Saturday, 26 July 2014
Last updated 13 hours ago
May 26 2010 | 12:19am ET
New York-based Golden Archer Investments has recently launched a pair of volatility arbitrage funds to bet on swings in the market. In February, the firm unveiled the Golden Archer VAF Fund and followed it up last month with the launch of the Golden Archer LBF Fund.
The firm decided to launch the two funds after closing its three-year-old multi-strategy arbitrage fund earlier this year, according to David Rucker, portfolio manager.
The VAF Fund is a market neutral volatility arbitrage fund and the LBF Fund is a long-biased vehicle, which uses a proprietary options pricing model to hedge its portfolio.

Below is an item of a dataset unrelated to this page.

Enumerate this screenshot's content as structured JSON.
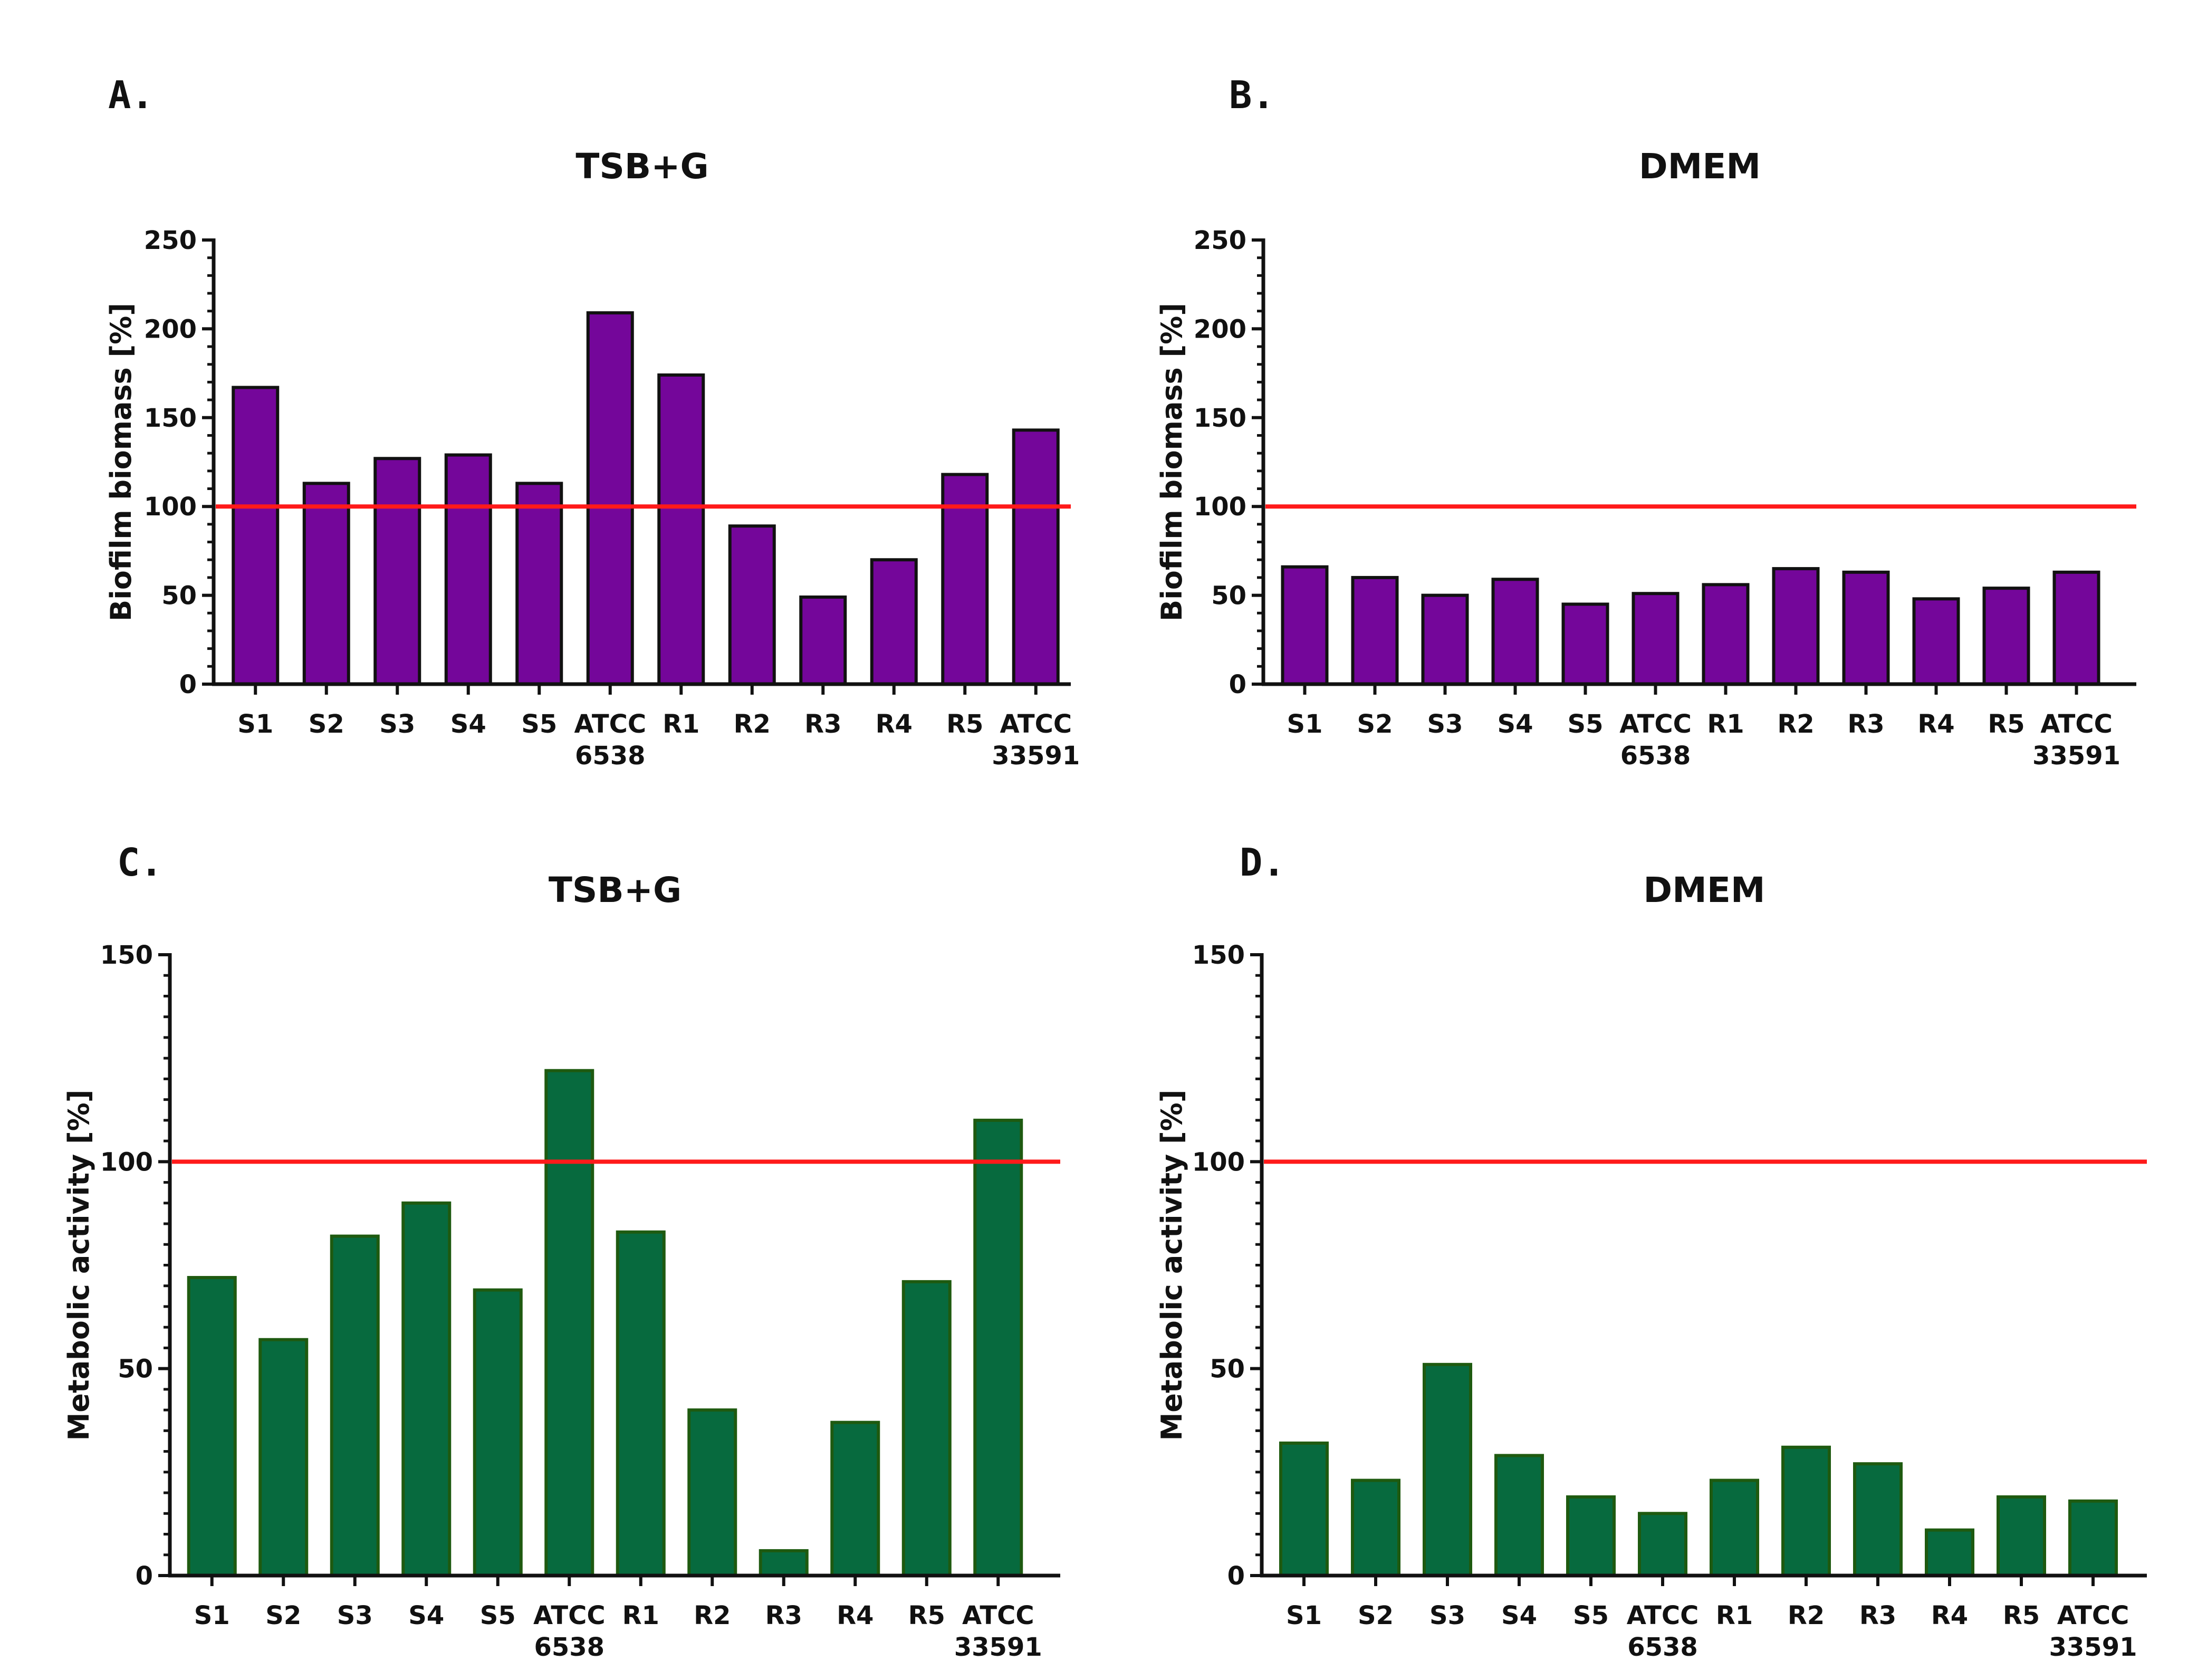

“We use the same pricing model that we use in the arbitrage fund to find underpriced hedges for our long portfolio,” Rucker told FINalternatives.
The LBF Fund trades only broad-based exchange traded funds and its composition changes monthly depending on market conditions.
“Opportunities are changing from day to day and where we get an edge is from the steepness of the volatility skews. Right now, volatility skews are extra steep so we would not be buying out-of-the money puts to hedge our portfolio,” Rucker said.
Rucker added that current tensions in North and South Korea coupled with the Greek financial crisis make market conditions ripe for his funds. Last week, the Chicago Board Options Exchange Volatility Index rose 30% and closed at 40.10 on Friday. The index reached 48.20 earlier on that day, which is the highest level intraday since March 9, 2009.
Both of Golden Archer's new funds charge a 2% management fee and a 20% incentive fee. The minimum investment requirement is $100,000.